Javier Trujillo reviews the first of Dynamite’s new comic book series.
James Bond is back in action, on the hunt for the terrorist organization Oru! Who is the charismatic and deadly secret agent that is getting in his way?
Writer: Greg Pak
Artist: Marc Laming
Colorist: Tridna Farrell
Letterer: Ariana Maher
Logo designer: Geoff Harkins
Covers: Dave Johnson, John Cassaday & Jose Villarrubia, Rafael Albuquerque, Marc Laming
Packager & editor: Nate Cosby
In Singapore at a busy club, an illicit deal is being made, one interrupted by a mysterious man in a bowler hat. The seller makes his escape into the casino below, catching the attention of James Bond. Keeping his eye on the seller, 007 sits down at a gambling table and is quickly joined by a very boisterous man.
Spotting his mark leaving, Bond excuses himself and follows, dropping a chip in the process. The loud gambler follows 007 just as Bond runs afoul of armed men. A shootout ensues, with one of the gunmen taking the gambler hostage. 007 is prepared to sacrifice him for the mission, but the gambler rescues himself, taking out the other gunmen. Realizing they are after the same thing, but for opposing sides, Bond and the gambler brawl in the kitchen for the right to go after the case.

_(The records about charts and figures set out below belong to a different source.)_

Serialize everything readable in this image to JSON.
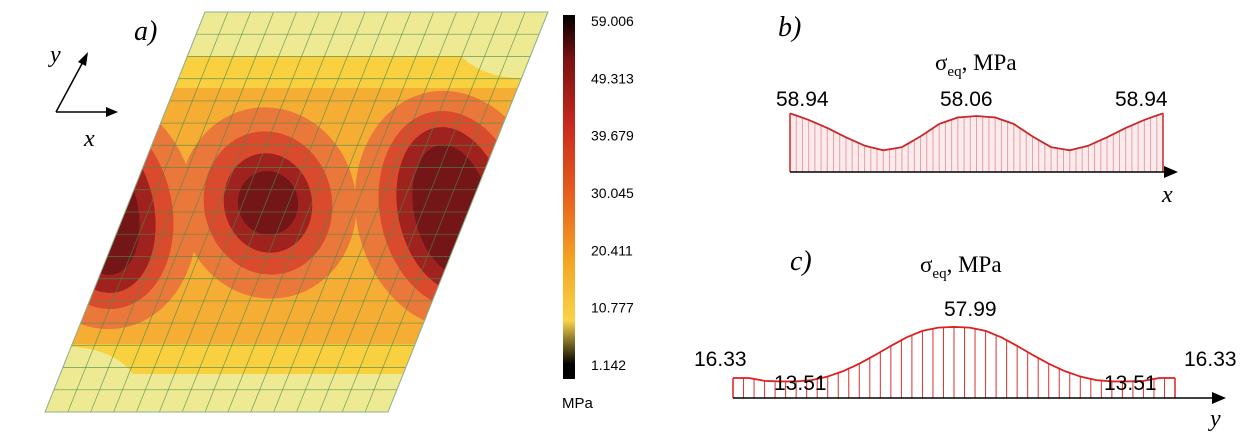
{
  "panel_a": {
    "label": "a)",
    "axis_x": "x",
    "axis_y": "y",
    "colorbar": {
      "ticks": [
        "59.006",
        "49.313",
        "39.679",
        "30.045",
        "20.411",
        "10.777",
        "1.142"
      ],
      "unit": "MPa",
      "colors": [
        "#000000",
        "#7a1010",
        "#c8281e",
        "#e8601e",
        "#f5a623",
        "#f8d34a",
        "#f0ef8c"
      ]
    },
    "colors": {
      "edge_band": "#eeea94",
      "light_band": "#f8d040",
      "mid_band": "#f5ad33",
      "lobe_outer": "#e9783a",
      "lobe_mid": "#d94b2c",
      "lobe_inner": "#a0221e",
      "lobe_core": "#741617",
      "mesh": "#4a8a4a"
    }
  },
  "panel_b": {
    "label": "b)",
    "title_sym": "σ",
    "title_sub": "eq",
    "title_rest": ", MPa",
    "axis_label": "x",
    "value_left": "58.94",
    "value_center": "58.06",
    "value_right": "58.94",
    "profile": [
      58.94,
      56.8,
      54.2,
      51.2,
      48.5,
      47.0,
      48.0,
      51.5,
      55.5,
      57.6,
      58.06,
      57.6,
      55.5,
      51.5,
      48.0,
      47.0,
      48.5,
      51.2,
      54.2,
      56.8,
      58.94
    ],
    "y_range": [
      40,
      60
    ],
    "line_color": "#c8282a",
    "hatch_color": "#e4a0a4"
  },
  "panel_c": {
    "label": "c)",
    "title_sym": "σ",
    "title_sub": "eq",
    "title_rest": ", MPa",
    "axis_label": "y",
    "value_left": "16.33",
    "value_left2": "13.51",
    "value_center": "57.99",
    "value_right2": "13.51",
    "value_right": "16.33",
    "profile": [
      16.33,
      16.33,
      14.0,
      13.51,
      13.51,
      14.6,
      17.5,
      22.0,
      28.0,
      35.0,
      42.5,
      49.5,
      54.8,
      57.4,
      57.99,
      57.4,
      54.8,
      49.5,
      42.5,
      35.0,
      28.0,
      22.0,
      17.5,
      14.6,
      13.51,
      13.51,
      14.0,
      16.33,
      16.33
    ],
    "y_range": [
      0,
      62
    ],
    "line_color": "#dd2020",
    "hatch_color": "#dd3030"
  }
}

It ends in a draw, with Bond losing both the gambler and the seller. 007 reports in to Moneypenny, providing her with information on the gambler and advising he will keep on the trail of the smuggler. As for the gambler, he retrieves and dons his bowler hat, disappearing into the busy street outside.

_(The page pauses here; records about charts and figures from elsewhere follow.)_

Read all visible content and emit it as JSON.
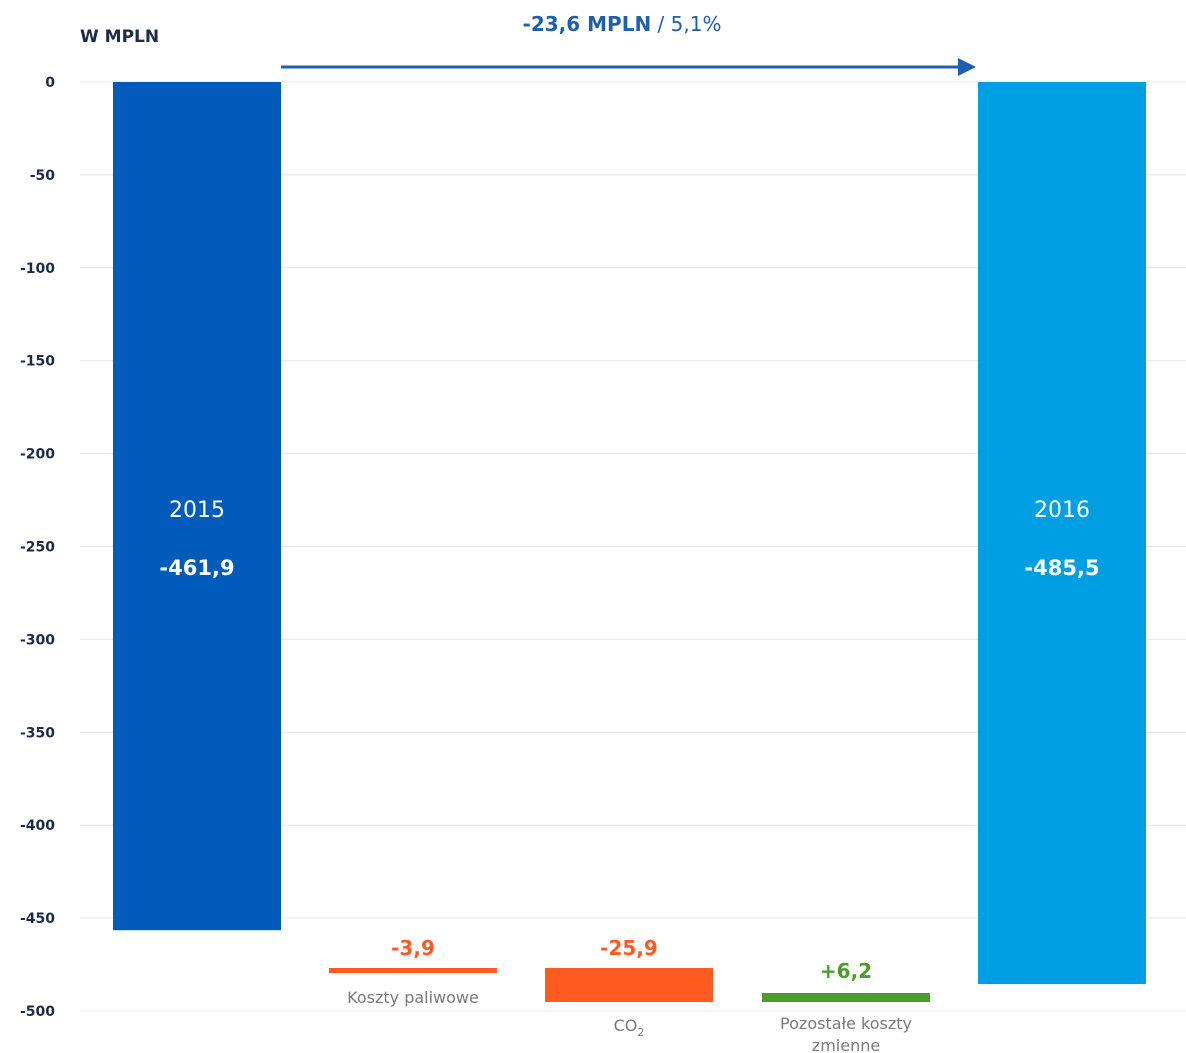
{
  "chart_data": {
    "type": "bar",
    "subtype": "waterfall",
    "unit_label": "W MPLN",
    "ylim": [
      -500,
      0
    ],
    "yticks": [
      0,
      -50,
      -100,
      -150,
      -200,
      -250,
      -300,
      -350,
      -400,
      -450,
      -500
    ],
    "grid": true,
    "summary": {
      "value_text": "-23,6 MPLN",
      "pct_text": " / 5,1%"
    },
    "totals": [
      {
        "label": "2015",
        "value": -461.9,
        "value_text": "-461,9",
        "color": "#005bbb"
      },
      {
        "label": "2016",
        "value": -485.5,
        "value_text": "-485,5",
        "color": "#009fe3"
      }
    ],
    "changes": [
      {
        "label": "Koszty paliwowe",
        "value": -3.9,
        "value_text": "-3,9",
        "color": "#ff5a1f"
      },
      {
        "label": "CO",
        "label_sub": "2",
        "value": -25.9,
        "value_text": "-25,9",
        "color": "#ff5a1f"
      },
      {
        "label": "Pozostałe koszty",
        "label2": "zmienne",
        "value": 6.2,
        "value_text": "+6,2",
        "color": "#4a9c2d"
      }
    ]
  },
  "colors": {
    "axis_text": "#1c2b4a",
    "arrow": "#1d5fb0",
    "grid": "#e3e8f0",
    "category_text": "#7a7a7a"
  }
}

James Bond has returned! Discounting Dynamite’s recent adaptation of Casino Royale and their new prequel series, James Bond Origin, a modern 007 has not graced comic shelves since June of 2018, which saw the release of the final issue of the lacklustre series, James Bond: The Body. James Bond 007 starts afresh as a new ongoing series, kicking things off with a high octane debut!

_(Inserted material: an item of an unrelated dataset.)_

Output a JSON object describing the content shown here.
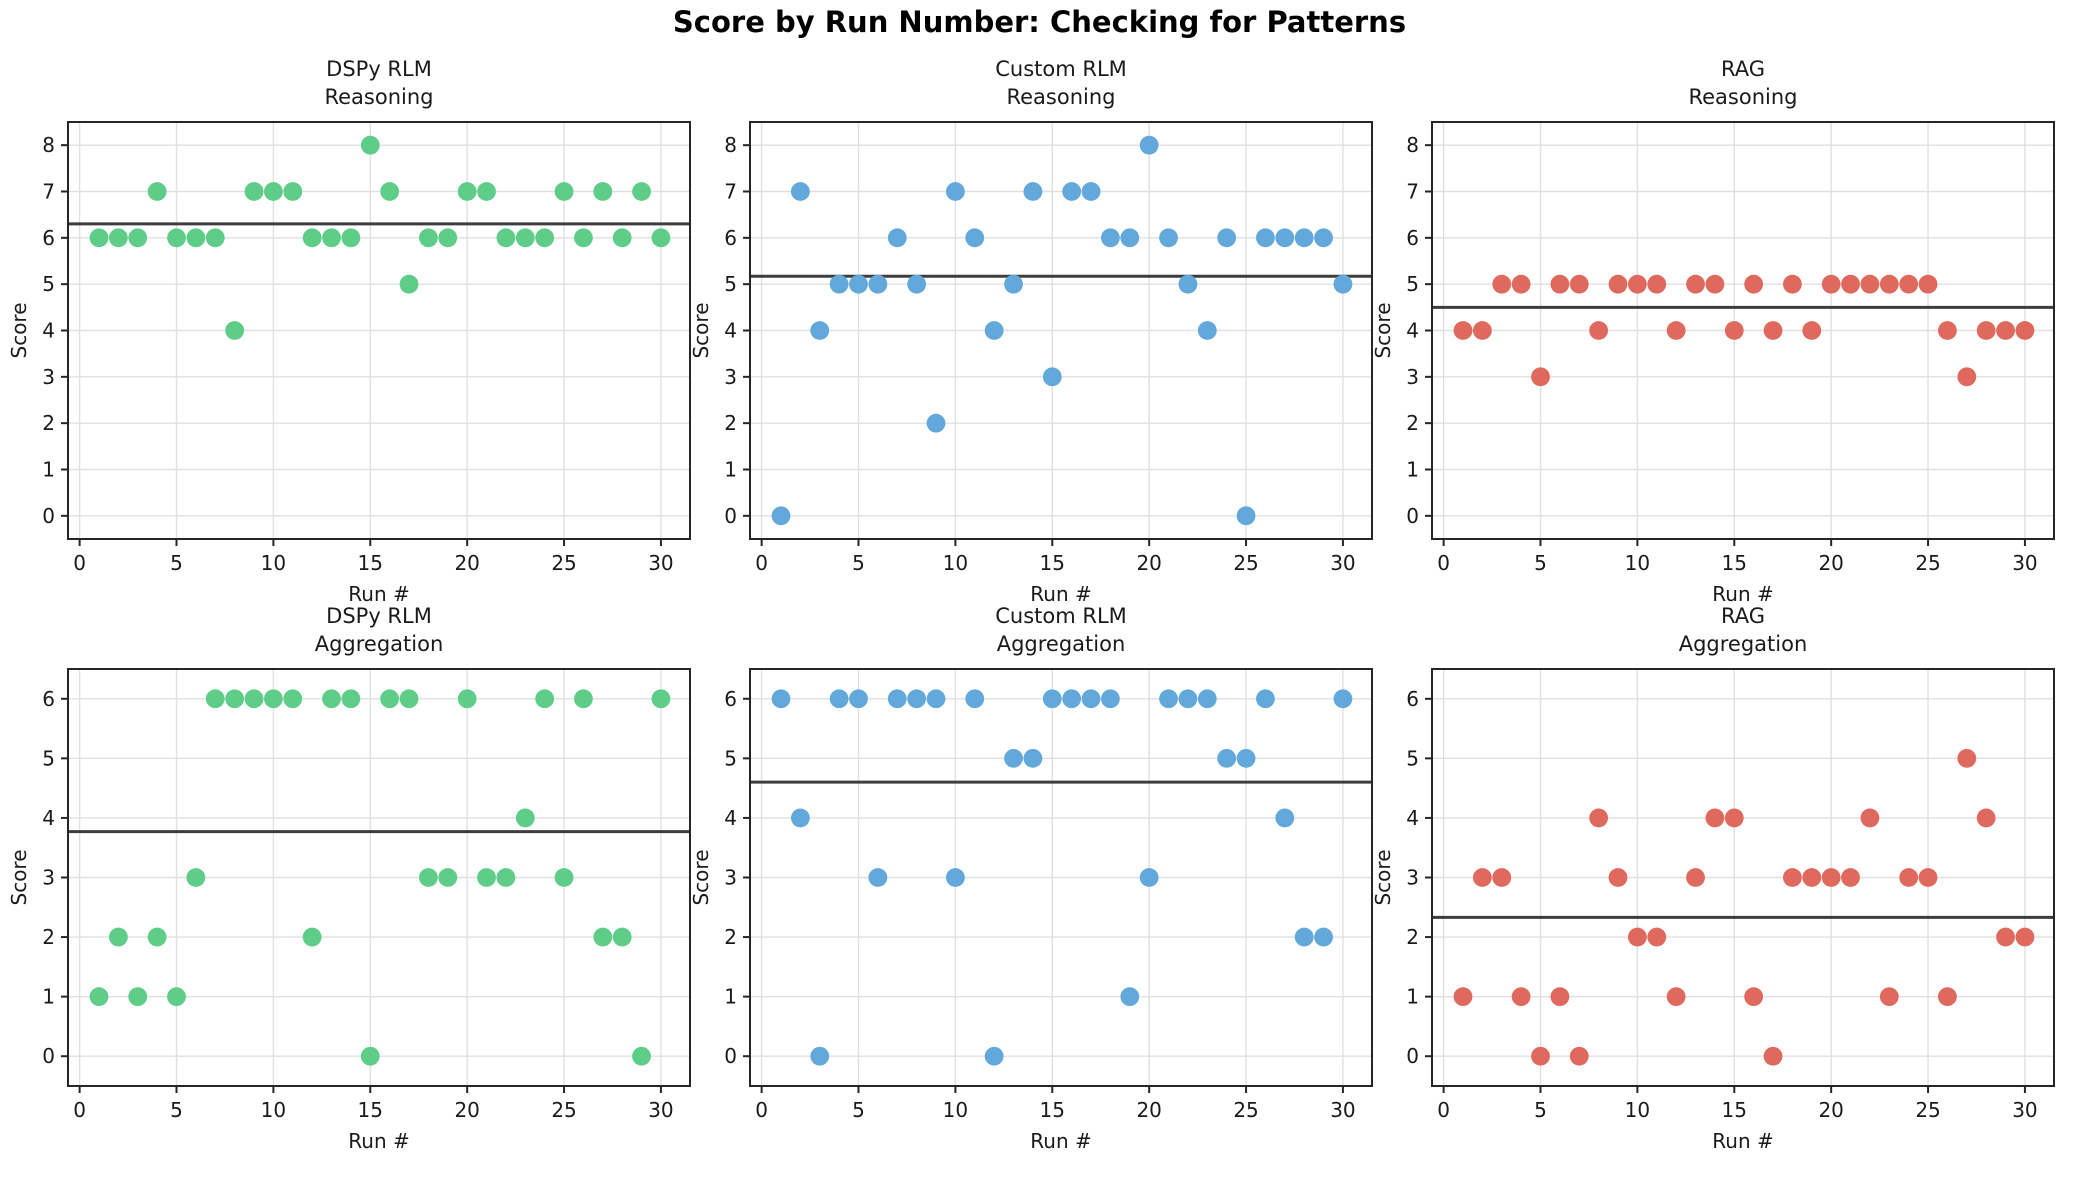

Writer Greg Pak begins his run by reimagining Oddjob for a new millenium. This new Oddjob is sleeker and more exuberant than one fans may be accustomed to. Outside of his trademark bowler and fighting prowess, he is in stark contrast to how Harold Sakata portrayed him on the silver screen.
In a move similar to how 007 was introduced in 1995’s Goldeneye, the reader is only allowed sparse glimpses of Oddjob in the opening fight scene, with much of his look obscured by shadows or action. When he is next seen, it’s without his trademark hat and his personality is so large and grandiose that I assumed this was a different character until the reveal at the end where he reclaims his bowler that was lost in the opening scuffle.
The reader is reintroduced to Bond in a manner befitting his character, “relaxing” in a casino and sipping a martini. Keeping in Dynamite’s established house style, Laming’s 007 is picture perfect and classic, complete with black comma of hair and scar on his cheek. Naturally, the room is a packed one, complete with various women appreciating Bond’s looks from afar. It’s very easy to imagine the din of the room and hear a score provided by Barry or Arnold laying softly over the background.
I’m very curious to see where Pak takes the dynamic he is establishing between Bond and Oddjob. They may be at odds over what is in the case for the moment, but they could very easily become The Odd Couple of buddy spy team-ups. Bond seems to bristle at Oddjob’s over the top personality and in one of my favourite moments from the issue, 007 is willing to sacrifice Oddjob’s life easily for the sake of his mission.
Laming’s art is as impeccable as one of Bond’s tailored suits, providing crisp detail to all the environments featured. He’s no slouch at the action either, imbuing energy to the fight choreography and selling the idea of how evenly matched 007 and Oddjob are for each other. Whereas Sakata’s Oddjob seemed to overpower Connery’s Bond in the Fort Knox climax in Goldfinger, Pak and Laming’s matchup has them perfectly balanced, with each trying to get the upper hand, but never gaining ground, making for a thrilling fight.
There was also a fine layer of grain added to the art, making it feel like it was printed on an older vintage of paper or even bestowing a film-like veneer. I originally read a physical copy and thought it was possibly a printing error, but upon reading it digitally, I found it to have the same effect. Noticing it on the digital version gave a better contrast, too, especially with how stark it made the word balloons and onomatopoeia appear.
James Bond 007 is off to a smashing start! Pak and Laming bring all the style, sophistication, and action one would expect from Britain’s mightiest gentleman agent. After the dour James Bond: The Body, this new ongoing series is a welcome shot in the arm, full of glamor, fast pacing, and an intriguing set-up.
This is definitely not an Oddjob that one would be accustomed to, but it makes for a refreshing change of pace, setting up a new foil for 007 to bounce off of. I highly recommend you give it a shot!